Pharmacies and student health centers don’t seem to be cutting it for college students seeking emergency contraception. The limited hours of these facilities can prove very problematic (NYTimes.com, 2017). In response, universities — like Stanford University; the University of California, Santa Barbara; and the University of California, Davis — have installed “wellness” machines. These machines sell the generic version of Plan B, pregnancy tests, feminine hygiene products and an array of over-the-counter pharmaceuticals.
Student advocates were instrumental in the push for on-campus wellness machines. Proponents of these machines appreciate the discreet transaction and wholesale prices. “Nobody … needs to know your reasons for needing to access services like that,” according to Sienna George, Boise State student body president.

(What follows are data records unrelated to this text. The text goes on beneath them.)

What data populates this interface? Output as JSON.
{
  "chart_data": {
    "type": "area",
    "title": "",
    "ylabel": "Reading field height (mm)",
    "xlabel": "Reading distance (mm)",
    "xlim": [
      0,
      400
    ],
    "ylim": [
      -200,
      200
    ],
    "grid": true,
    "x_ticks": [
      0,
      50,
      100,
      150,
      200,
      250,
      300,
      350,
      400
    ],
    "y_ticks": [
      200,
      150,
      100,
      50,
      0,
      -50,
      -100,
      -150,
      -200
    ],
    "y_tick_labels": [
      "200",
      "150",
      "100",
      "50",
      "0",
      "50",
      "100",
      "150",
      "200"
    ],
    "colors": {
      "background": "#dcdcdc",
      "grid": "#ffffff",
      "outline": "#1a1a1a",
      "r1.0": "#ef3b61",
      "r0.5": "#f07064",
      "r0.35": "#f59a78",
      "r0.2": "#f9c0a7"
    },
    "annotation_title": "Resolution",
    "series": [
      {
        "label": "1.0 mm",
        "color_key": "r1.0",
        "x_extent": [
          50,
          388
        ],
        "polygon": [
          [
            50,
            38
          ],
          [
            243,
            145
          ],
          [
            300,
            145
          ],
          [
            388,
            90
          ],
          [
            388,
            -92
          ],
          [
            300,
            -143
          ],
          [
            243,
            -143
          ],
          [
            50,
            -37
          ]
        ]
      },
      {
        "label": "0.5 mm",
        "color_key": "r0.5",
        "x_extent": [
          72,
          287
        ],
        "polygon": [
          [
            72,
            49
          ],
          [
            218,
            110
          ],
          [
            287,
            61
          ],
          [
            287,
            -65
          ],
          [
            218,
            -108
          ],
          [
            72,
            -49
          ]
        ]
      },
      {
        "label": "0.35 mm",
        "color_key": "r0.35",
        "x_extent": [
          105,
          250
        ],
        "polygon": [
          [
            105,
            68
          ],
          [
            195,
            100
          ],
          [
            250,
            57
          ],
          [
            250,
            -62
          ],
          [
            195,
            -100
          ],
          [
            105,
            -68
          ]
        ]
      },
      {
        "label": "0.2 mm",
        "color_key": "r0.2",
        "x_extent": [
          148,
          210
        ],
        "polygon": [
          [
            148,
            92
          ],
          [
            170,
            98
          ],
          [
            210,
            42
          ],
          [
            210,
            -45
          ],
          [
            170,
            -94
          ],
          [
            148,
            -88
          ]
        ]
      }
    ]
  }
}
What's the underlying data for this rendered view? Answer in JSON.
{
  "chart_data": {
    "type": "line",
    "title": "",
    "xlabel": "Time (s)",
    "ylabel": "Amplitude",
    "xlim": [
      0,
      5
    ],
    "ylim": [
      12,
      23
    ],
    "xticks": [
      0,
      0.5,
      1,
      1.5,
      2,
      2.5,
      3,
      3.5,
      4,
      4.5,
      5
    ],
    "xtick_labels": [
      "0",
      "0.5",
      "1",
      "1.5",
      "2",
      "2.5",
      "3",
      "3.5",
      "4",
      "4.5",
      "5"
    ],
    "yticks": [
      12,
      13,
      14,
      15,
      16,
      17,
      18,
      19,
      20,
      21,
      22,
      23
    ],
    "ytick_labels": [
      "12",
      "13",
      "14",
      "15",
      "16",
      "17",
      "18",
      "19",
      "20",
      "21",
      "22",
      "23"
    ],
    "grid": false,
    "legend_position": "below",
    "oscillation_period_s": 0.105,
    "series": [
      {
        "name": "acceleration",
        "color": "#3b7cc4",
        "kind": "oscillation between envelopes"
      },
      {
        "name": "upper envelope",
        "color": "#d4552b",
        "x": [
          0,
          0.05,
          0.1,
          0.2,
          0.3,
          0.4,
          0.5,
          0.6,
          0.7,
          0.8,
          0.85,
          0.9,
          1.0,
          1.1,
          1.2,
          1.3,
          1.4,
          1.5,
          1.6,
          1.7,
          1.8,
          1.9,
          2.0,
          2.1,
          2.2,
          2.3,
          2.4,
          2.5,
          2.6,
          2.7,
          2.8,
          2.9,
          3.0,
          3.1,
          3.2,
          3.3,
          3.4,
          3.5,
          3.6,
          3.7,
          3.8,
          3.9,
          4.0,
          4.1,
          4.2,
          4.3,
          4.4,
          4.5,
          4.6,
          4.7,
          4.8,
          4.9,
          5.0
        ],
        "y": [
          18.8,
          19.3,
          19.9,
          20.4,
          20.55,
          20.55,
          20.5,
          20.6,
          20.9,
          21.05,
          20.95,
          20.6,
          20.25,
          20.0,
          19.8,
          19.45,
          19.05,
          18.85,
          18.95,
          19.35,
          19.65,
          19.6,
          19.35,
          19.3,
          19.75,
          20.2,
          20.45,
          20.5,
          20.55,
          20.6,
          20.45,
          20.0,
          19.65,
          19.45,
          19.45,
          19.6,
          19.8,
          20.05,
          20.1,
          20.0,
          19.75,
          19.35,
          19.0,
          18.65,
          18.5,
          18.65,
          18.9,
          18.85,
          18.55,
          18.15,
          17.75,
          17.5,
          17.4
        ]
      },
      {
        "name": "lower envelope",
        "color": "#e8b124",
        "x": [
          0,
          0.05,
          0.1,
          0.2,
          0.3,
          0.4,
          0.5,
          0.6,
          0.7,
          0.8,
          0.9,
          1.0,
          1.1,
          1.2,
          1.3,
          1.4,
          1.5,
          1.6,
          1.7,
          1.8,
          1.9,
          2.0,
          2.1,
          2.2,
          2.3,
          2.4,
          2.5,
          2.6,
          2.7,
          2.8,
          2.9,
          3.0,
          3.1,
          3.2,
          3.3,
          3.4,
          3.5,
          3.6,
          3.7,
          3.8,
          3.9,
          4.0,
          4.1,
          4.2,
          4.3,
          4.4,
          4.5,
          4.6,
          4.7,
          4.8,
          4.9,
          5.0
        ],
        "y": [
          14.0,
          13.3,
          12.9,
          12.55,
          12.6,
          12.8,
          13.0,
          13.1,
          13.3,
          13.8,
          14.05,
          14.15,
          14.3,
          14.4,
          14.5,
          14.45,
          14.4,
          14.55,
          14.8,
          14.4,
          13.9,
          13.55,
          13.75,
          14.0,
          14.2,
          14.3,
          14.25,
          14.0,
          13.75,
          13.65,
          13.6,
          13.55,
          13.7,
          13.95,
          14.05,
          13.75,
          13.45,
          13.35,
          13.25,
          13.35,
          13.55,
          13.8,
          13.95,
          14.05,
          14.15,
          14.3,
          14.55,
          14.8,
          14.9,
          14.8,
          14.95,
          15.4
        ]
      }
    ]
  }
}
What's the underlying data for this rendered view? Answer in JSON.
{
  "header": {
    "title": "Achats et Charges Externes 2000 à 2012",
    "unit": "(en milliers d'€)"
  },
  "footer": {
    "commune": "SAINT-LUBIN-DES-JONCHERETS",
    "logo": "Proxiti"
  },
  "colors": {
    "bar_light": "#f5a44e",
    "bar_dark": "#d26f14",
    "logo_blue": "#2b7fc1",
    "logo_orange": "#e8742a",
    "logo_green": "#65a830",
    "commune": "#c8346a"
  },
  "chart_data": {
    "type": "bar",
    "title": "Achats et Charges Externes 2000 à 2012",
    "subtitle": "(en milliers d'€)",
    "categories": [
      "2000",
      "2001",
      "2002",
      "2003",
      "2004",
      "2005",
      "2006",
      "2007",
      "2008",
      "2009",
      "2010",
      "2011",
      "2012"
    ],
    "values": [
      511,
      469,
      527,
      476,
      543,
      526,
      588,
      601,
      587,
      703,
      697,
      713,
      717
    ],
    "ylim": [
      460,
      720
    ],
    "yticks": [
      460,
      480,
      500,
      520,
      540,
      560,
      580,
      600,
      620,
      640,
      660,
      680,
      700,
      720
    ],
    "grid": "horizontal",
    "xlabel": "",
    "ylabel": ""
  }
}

There has been a great deal of confusion surrounding emergency contraception pills such as Plan B. The morning after pill (Plan B) should not be mistaken for Mifepristone. Mifepristone works by inducing a miscarriage. The morning after pill simply delays the release of an egg from the ovary. This means that if the egg is already implanted in the uterus, Plan B will not be capable of ending the pregnancy.
The FDA removed the age limit on the Plan B pill four years ago but based on a recent study, many pharmacies have wrongfully required an age certification prior to selling. It should also be noted that some Christian universities are against birth control. There is no doubt that contraception attracts an array of controversy. Only time will tell if more campuses begin offering wellness machines.